Thursday, September 18, 2008

Pease Porridge Hot

There are risks involved with being a homeschool Dad. My situation is especially risky since I happen to work from home quite a lot of late. My job is one of those that can literally be called in most days, so I find myself sitting at our dining room table in a sort of mini-cubicle (albeit with a better view) whilst the girls take up the nice, comfy seats on our couches in the living room. But, hey, I'm willing to sacrifice for the sake of their education.

Most of the risks are minimal, really. We occasionally have focus issues whenever I have a telecon while they're trying to read, or do math. One of the girls might not take note of the ear-piece in Daddy's ear when she sits at the piano and tries to practice. "What, Boss? That? Nothing. Just the sound of my blood pressure going up."

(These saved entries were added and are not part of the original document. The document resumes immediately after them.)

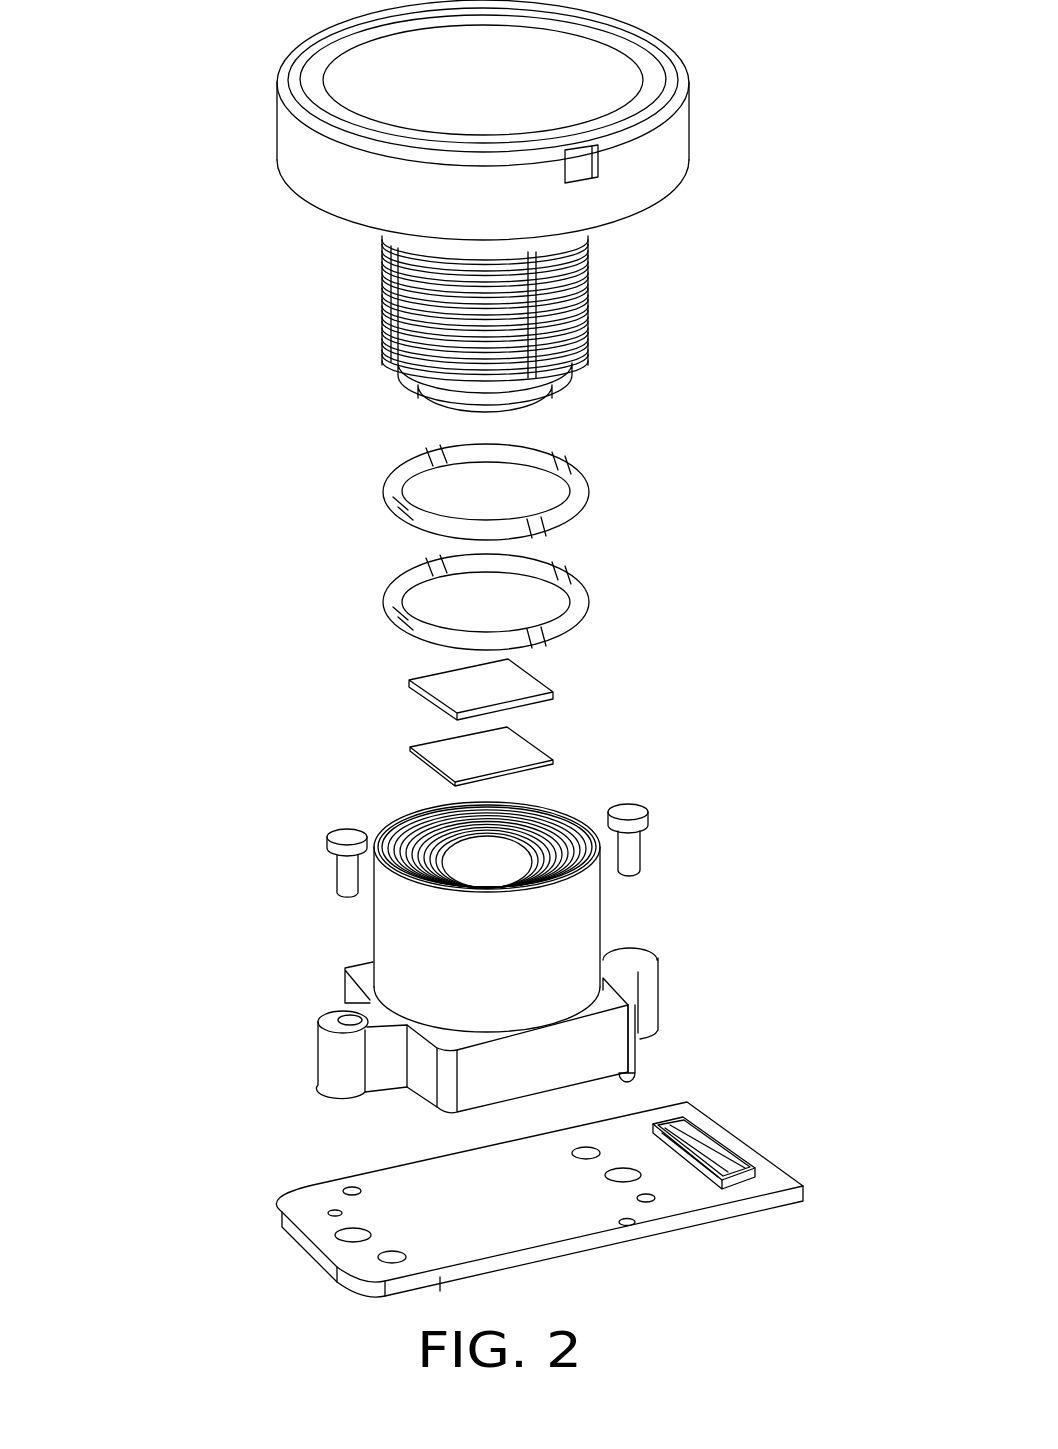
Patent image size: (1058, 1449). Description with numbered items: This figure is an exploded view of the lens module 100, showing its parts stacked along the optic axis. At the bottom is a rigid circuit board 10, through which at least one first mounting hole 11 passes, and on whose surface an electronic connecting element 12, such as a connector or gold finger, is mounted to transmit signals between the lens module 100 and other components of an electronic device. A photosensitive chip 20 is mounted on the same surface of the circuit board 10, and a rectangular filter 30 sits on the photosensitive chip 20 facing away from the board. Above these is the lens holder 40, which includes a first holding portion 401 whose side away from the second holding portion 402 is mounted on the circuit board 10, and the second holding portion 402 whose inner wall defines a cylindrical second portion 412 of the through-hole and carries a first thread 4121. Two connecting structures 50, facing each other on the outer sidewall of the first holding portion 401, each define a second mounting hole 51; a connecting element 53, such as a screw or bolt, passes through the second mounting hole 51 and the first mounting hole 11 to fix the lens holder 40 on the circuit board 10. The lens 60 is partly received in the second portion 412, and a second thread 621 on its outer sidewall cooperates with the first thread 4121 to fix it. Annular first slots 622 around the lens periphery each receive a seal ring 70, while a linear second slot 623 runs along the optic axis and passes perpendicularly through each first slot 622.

The lens module 100 is at (220, 45).
The circuit board 10 is at (583, 1228).
The first mounting hole 11 is at (350, 1237).
The electronic connecting element 12 is at (713, 1153).
The photosensitive chip 20 is at (535, 760).
The filter 30 is at (528, 690).
The lens holder 40 is at (785, 880).
The first holding portion 401 is at (592, 1045).
The second holding portion 402 is at (572, 945).
The second portion 412 is at (486, 850).
The first thread 4121 is at (514, 846).
The connecting structure 50 is at (333, 1058).
The second mounting hole 51 is at (352, 1018).
The connecting element 53 is at (627, 852).
The lens 60 is at (640, 190).
The second thread 621 is at (485, 363).
The first slot 622 is at (389, 256).
The second slot 623 is at (535, 372).
The seal ring 70 is at (566, 510).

However, these risks are small and easily dealt with. Most of the time, Mommy is pretty good about scheduling things around my meetings. That way my noise doesn't conflict with the girls' studies. If I'm not on the phone they can do whatever they please because I do, after all, work in an office that is never quiet.

Along with the risks, however, there are perqs. Primary of which is that I get to be with my family all day. But next on the list, in my estimation, is the food.

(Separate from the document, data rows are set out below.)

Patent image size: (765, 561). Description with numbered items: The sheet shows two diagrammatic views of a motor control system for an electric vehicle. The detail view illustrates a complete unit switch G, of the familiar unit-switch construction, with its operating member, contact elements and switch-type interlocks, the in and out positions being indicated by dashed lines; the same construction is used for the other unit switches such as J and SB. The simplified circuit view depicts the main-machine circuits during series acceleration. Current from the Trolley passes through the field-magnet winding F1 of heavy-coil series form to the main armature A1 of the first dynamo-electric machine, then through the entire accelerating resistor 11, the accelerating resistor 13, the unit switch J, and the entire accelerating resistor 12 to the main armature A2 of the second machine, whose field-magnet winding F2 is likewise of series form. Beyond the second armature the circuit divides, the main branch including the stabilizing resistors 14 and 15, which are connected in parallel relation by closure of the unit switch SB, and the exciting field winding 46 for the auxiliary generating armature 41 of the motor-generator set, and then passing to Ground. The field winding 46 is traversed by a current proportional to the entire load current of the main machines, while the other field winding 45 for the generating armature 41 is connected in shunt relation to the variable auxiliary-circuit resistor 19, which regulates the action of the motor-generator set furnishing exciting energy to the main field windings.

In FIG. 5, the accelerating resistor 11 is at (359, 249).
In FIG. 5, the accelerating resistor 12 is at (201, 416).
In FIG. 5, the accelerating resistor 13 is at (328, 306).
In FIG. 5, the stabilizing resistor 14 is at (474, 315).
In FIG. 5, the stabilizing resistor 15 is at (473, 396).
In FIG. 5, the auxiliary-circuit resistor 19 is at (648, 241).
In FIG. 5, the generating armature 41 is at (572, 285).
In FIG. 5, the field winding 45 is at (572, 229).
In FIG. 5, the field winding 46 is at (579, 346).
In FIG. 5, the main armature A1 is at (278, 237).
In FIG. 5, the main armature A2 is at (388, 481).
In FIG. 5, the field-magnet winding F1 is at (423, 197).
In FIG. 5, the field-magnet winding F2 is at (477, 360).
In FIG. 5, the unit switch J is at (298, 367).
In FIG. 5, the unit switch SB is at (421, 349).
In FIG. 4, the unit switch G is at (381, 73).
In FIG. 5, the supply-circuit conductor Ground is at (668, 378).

Mrs. Woody is big on unit studies. She'll pick a primary topic or period of time to study, then build her curriculum and lesson plans around that topic. Lately the girls have been working through a curriculum called Learning Adventures and they're well into their world history tour right now. They've studied ancient civilizations, and with each culture they've been able to sample some of the cuisine that was typical of the time and place of study. Rome, Greece, Egypt. Each with its own culinary delights and traditions, and many of them sampled in the Woody classroom.

Right now the girls are wrapping up their study of the middle ages. Mrs. Woody decided on a meal of bannock and pease porridge. Bannock is essentially a heavy unleavened bread that uses fat from butter and buttermilk and is perfect for dipping in the porridge. Pease porridge is just an early version of split pea soup, and every bit as tasty. We didn't have ham to use, but we did have a can of corned beef in the cupboard. Quite tasty, I must admit.

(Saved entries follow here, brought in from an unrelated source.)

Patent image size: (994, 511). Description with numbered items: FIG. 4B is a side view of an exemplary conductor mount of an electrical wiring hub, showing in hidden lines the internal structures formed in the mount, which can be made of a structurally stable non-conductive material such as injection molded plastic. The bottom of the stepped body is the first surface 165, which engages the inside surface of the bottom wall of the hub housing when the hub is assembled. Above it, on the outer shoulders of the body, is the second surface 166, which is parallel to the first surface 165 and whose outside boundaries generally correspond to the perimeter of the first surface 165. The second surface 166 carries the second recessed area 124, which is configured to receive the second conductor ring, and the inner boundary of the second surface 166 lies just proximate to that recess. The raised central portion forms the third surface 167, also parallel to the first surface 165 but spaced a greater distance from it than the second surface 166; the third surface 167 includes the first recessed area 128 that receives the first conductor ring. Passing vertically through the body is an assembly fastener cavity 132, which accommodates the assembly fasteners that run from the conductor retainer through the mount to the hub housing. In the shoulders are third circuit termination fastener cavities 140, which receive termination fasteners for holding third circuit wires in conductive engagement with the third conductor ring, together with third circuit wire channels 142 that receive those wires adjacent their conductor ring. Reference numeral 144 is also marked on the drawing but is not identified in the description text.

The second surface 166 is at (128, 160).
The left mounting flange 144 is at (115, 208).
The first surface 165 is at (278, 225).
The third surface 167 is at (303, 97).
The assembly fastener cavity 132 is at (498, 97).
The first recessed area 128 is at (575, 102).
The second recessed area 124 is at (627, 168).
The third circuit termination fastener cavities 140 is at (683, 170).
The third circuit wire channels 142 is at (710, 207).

One thing about healthy soups: they have a wonderfully cleansing effect, if you catch my drift. It started several nights ago when Mrs. Woody whipped up an Italian soup (similar to minestrone) in the crock pot. Lasted us for three meals. We're on our second meal of the pease porridge today, and will likely have it again tomorrow. Needless to say, I've been spending a lot of time in the loo cleansing room. With all this cleansing action, I should have dropped about 15 pounds this week. Alas, the scale will only give me 2 over which to rejoice.

Progress is progress, I guess.

Anyway, I'm certain Mrs. Woody will expound further on this particular study. It's been a lot of fun, but she's anxious to move on to the Renaissance. Huzzah! More food!